По временам хор замолкал, и тогда слышен был резкий дискант запевалы и сердитая чечетка барабана. Но сейчас же взрывался новый ураган звуков, колотился в двери и окна, издеваясь над людскими страданиями, терзал землю и разбивался о небо. В кроваво-красном полумраке комнаты мне чудилось, что святые на образах, висевших на стенах, дрожат и оторопело смотрят на меня.
Однажды — это было в первой половине мая — в доме поднялась какая-то суета. После полудня пришел кассир.
— Боюсь я, как бы у нас не натворили глупостей, — взволнованно сказал он маме. — Одни на той стороне, другие — на этой, а мы между ними… Как бы нам не пострадать…
Он поежился, словно от холода.
— Вам-то что! — возразила мама. — Вы — человек привычный, а вот мы… Ну, да как бог даст, так и будет.
— А вы не думаете уезжать? — спросил вдруг кассир. — В случае чего, если вздумаете, я…
— Уезжать? Куда? Другие же остаются, останемся и мы. Если что нам грозит, пусть оно нас постигнет здесь, на месте. А то мало ли что бывает — побежим от беды воображаемой, да напоремся на настоящую.
Кассир побледнел.
— Что правда, то правда, — сказал он. — Ну, тогда и я остаюсь.
Он простился было с мамой, но от дверей вернулся обратно.
— Все же… знаете, сегодня дорога, вероятно, еще свободна… Пожалуй, я все-таки уеду…
Затем вдруг взмахнул кулаком и с наигранной решительностью воскликнул:
— Впрочем… нет, останусь, черт возьми! Двум смертям не бывать, одной не миновать!
Однако на крыльце ему, видимо, снова изменило мужество, и он с растерянным видом стал осматриваться кругом.
Странно — эти колебания кассира зародили во мне дурные предчувствия, как будто от его пребывания в нашем местечке зависела чья-то жизнь. Я был в таком смятении, что, преодолев робость, спросил у матери:
— Мамуся, золотая, что же будет?..
И неожиданно она не только не рассердилась, но приласкала меня и ответила спокойно:
— Ничего не будет, сынок, ровно ничего. Садись-ка за книжку. И не надо так испуганно таращить глаза, не то и над тобой люди будут смеяться, как над паном кассиром.
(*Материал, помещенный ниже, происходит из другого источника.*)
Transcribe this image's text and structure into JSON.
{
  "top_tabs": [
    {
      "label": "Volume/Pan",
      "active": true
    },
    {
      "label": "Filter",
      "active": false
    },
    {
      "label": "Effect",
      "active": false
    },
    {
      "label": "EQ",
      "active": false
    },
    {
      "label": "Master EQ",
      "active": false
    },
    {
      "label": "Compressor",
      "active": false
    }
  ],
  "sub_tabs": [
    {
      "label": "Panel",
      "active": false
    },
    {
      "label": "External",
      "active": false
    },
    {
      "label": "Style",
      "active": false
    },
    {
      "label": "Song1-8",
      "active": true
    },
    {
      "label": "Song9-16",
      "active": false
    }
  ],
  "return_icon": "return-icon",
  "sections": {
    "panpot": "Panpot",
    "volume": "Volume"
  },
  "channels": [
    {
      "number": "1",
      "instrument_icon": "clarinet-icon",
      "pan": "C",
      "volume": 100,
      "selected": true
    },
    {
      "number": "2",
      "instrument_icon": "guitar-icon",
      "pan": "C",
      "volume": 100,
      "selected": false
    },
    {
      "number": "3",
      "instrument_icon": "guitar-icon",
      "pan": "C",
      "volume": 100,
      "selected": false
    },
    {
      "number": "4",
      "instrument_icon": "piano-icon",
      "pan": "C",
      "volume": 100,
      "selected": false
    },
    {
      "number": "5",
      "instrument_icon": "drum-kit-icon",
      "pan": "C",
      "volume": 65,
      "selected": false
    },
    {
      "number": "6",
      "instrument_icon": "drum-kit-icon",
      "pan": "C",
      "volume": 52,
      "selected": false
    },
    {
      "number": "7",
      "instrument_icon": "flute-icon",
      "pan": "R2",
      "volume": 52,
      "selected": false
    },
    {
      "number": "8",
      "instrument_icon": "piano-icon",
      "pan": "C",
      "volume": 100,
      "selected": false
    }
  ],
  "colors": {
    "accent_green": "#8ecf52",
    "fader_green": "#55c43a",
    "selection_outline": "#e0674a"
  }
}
Ее слова сразу меня успокоили. Обойдя дом, я увидел, что на кухне, как всегда, готовят обед, на дворе работник рубит дрова, сад весь звенит птичьими голосами, а с неба льются потоки весеннего света.
— Зачем же выдумывать всякие страхи? — решил я и принялся не уроки готовить, а сколачивать тележку.
В душу мою уже проникало майское тепло, шелест деревьев, аромат цветов… Я то и дело откладывал в сторону тележку и наблюдал за муравьем, медленно переползавшим с травинки на травинку; или, ухватившись руками за ветку дерева, качался на ней, как на качелях; кувыркался, смеялся, сам не зная чему. Я только чувствовал, что мне так же весело, как и птицам, заливавшимся на деревьях, и радостно жить на свете. Пожалуй, то были самые счастливые минуты моего детства. Это счастье налетело неизвестно откуда, было недолгим и ушло незаметно.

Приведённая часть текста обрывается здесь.